See here: Tulsa World columnist Guerin Emig sternly and repeatedly invoking The Grapes of Wrath in a column that included the following: “Lincoln Riley is flesh and blood, unlike ‘Grapes of Wrath’ hero Tom Joad. His leaving Oklahoma for California, the Sooners for the USC Trojans specifically, impacts real lives.”

Elsewhere in the state, Oklahoma state treasurer candidate Clark Jolley—who looks like a man named “Clark Jolley”—tried to score points by noting Riley is moving to a communist hellscape of a state that requires residents to pay taxes, but instead effectively reframed his own state as one worth paying to escape.

One key aspect to Riley’s reign as OU coach was his successful recruitment push in talent-rich Southern California, a push that will be much easier now that he doesn’t have to convince players to actually leave Southern California. Six high-profile OU recruits have already announced the reopening of their recruitments, and former OU starter and 2019’s top QB recruit Spencer Rattler announced he will be transferring. Riley also took the USC gig at a crucial time in the recruiting process: November 28 was the first day of this cycle’s “contact period,” where coaches can conduct in-home visits and communicate with recruits as much and as often as they want. All of this leaves Oklahoma scrambling at an inopportune moment.

This would perhaps be worth getting steamed about if Oklahoma were not about to poach another school’s coach (and recruits) to replace Riley, or if the business of any college football program didn’t hinge on the successful exploitation of its players, or if Riley had done something unprecedented and not chosen to simply take a cushier job in a nicer city. In the abstract it is slimy to lie to people or deliberately misrepresent your status like this, though to pin the fallout on Riley’s personal deviousness instead of the gross incentives of college football is to misread the most relevant dynamic in play here. College football’s superstructure necessitates ruthless competition with rivals, and when players are paid in experience and vibes and not U.S. dollars, by institutions that restrict them from switching schools, under coaches who make tens of millions of dollars, they are always going to be left in the lurch.

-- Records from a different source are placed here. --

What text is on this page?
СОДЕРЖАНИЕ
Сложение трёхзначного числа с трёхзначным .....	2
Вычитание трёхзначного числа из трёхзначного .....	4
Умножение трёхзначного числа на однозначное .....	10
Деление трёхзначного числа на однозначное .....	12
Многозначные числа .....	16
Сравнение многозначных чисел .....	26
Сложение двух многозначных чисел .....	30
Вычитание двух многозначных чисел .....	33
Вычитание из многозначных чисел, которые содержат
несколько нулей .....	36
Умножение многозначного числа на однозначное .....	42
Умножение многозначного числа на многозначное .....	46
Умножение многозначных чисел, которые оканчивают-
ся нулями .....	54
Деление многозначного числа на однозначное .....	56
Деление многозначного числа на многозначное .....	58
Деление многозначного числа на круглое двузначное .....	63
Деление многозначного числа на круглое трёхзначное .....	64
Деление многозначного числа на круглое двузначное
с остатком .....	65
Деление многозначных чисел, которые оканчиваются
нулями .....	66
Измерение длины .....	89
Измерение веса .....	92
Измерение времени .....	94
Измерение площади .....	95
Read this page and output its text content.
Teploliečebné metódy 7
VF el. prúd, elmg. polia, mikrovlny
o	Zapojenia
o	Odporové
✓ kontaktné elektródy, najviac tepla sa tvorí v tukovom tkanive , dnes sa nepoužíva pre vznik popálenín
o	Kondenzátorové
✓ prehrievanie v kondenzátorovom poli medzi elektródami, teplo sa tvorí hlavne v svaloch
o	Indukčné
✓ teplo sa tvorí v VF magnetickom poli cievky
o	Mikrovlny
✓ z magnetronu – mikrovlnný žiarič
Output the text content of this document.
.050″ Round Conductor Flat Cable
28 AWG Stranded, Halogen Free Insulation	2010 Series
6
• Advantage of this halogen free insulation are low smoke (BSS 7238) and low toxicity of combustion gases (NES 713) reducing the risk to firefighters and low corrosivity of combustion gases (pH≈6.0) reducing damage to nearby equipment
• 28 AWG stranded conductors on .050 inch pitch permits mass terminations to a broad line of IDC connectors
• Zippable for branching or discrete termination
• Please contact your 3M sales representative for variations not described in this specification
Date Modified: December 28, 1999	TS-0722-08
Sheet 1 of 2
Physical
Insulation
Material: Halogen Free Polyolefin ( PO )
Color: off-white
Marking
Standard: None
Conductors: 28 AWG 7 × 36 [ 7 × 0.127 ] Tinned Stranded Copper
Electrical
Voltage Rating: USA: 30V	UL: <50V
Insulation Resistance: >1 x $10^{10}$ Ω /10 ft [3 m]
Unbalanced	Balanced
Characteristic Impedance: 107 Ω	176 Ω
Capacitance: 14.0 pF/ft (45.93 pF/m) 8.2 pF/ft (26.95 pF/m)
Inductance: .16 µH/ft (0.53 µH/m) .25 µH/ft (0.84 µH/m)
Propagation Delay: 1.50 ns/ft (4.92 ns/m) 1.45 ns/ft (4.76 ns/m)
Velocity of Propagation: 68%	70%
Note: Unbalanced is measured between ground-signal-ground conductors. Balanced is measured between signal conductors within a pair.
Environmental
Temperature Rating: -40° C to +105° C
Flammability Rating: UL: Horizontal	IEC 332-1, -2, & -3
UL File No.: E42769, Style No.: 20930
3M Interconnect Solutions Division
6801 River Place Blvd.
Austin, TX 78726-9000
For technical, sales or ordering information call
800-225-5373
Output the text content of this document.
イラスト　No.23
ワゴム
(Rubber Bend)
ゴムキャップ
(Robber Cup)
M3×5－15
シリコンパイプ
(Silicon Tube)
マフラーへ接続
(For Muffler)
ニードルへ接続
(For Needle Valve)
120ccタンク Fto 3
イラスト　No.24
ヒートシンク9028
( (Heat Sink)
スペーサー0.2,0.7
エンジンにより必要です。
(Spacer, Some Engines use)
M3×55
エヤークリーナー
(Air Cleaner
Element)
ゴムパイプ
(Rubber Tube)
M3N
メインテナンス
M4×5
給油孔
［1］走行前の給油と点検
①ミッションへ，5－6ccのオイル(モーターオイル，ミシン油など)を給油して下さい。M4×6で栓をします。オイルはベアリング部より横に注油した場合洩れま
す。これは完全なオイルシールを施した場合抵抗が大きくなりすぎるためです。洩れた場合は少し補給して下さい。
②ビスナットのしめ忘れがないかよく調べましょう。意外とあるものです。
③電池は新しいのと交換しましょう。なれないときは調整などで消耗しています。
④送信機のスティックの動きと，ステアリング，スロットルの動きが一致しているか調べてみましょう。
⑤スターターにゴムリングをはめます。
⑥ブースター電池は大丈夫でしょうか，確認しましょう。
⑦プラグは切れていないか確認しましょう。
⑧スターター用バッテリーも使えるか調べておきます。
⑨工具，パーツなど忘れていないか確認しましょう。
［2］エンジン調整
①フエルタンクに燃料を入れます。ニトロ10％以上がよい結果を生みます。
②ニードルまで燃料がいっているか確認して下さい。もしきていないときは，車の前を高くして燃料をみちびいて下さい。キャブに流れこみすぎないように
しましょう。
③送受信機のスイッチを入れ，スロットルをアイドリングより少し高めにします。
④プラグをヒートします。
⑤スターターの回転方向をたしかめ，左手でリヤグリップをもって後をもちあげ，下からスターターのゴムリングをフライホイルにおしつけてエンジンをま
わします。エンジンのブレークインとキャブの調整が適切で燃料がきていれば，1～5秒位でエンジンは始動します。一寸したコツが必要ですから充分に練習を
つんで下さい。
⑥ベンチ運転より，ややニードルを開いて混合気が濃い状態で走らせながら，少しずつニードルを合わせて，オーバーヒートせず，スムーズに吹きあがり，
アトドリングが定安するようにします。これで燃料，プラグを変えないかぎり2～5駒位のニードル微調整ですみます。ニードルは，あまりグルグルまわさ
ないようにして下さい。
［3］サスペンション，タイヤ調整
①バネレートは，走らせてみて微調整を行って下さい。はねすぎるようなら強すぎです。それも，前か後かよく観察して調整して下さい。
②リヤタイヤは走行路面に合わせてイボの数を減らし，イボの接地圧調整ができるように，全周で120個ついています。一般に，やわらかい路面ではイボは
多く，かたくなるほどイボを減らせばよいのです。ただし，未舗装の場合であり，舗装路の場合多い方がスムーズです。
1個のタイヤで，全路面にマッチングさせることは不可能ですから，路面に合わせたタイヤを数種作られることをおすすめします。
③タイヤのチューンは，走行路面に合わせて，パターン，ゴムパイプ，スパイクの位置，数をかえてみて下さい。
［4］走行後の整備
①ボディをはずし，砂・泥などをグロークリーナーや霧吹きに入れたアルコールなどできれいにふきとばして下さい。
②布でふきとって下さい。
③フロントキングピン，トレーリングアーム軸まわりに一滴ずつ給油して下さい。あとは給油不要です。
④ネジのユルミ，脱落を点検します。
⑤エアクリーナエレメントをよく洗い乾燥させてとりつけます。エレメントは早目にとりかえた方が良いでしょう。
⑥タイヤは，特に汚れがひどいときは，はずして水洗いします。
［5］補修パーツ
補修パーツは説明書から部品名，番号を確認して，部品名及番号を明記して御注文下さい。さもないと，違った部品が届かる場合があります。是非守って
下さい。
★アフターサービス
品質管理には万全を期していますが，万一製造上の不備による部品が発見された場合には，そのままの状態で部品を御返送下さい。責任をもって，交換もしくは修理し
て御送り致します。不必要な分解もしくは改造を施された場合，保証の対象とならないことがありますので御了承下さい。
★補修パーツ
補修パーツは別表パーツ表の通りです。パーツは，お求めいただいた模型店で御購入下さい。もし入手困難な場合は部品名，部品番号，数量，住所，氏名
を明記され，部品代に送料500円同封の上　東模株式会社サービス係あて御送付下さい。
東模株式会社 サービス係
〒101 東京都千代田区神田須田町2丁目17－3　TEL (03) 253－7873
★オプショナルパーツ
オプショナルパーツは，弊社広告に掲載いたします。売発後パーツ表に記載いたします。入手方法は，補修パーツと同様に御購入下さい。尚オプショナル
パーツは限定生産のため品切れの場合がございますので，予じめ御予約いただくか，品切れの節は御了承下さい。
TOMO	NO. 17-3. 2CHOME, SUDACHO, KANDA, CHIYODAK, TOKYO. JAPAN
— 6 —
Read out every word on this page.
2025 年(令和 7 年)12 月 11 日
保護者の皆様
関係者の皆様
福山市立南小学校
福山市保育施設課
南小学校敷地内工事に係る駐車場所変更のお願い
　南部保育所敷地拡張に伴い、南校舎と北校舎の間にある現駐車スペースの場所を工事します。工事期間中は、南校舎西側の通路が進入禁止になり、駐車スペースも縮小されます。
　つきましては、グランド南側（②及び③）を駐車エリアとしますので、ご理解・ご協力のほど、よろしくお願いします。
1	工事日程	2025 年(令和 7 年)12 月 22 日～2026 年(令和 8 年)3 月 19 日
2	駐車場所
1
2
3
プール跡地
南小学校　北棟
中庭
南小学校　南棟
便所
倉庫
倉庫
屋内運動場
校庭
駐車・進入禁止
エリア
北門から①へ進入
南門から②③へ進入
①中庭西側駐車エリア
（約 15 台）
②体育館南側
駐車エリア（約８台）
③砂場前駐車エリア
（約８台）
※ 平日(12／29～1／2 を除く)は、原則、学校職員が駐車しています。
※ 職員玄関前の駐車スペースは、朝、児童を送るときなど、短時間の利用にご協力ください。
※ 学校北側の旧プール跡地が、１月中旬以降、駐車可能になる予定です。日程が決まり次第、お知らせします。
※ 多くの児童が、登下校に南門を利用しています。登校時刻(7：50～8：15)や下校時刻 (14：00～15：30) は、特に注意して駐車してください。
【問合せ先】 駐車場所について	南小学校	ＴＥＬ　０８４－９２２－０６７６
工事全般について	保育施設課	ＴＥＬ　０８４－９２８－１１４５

Riley will join USC after racking up a 55-10 record in five seasons. He reached the College Football Playoff three times as a head coach and once as OU’s offensive coordinator, though the Sooners went 0-4 in the CFP. Riley succeeded Bob Stoops at OU when he was only 33 years old, and OU made him the youngest coach in FBS in part because it was the only way to keep him from getting poached by all the big-time programs trying to pry him away. He’s mentored NFL starters Kyler Murray, Baker Mayfield, and Jalen Hurts, and has consistently engineered vibrant, potent offenses. All of which is to say, yes, he was very good at his job.

However, we have to consider the feelings of a very special group of people: grown-ass adults. What a sad weekend this has been for them.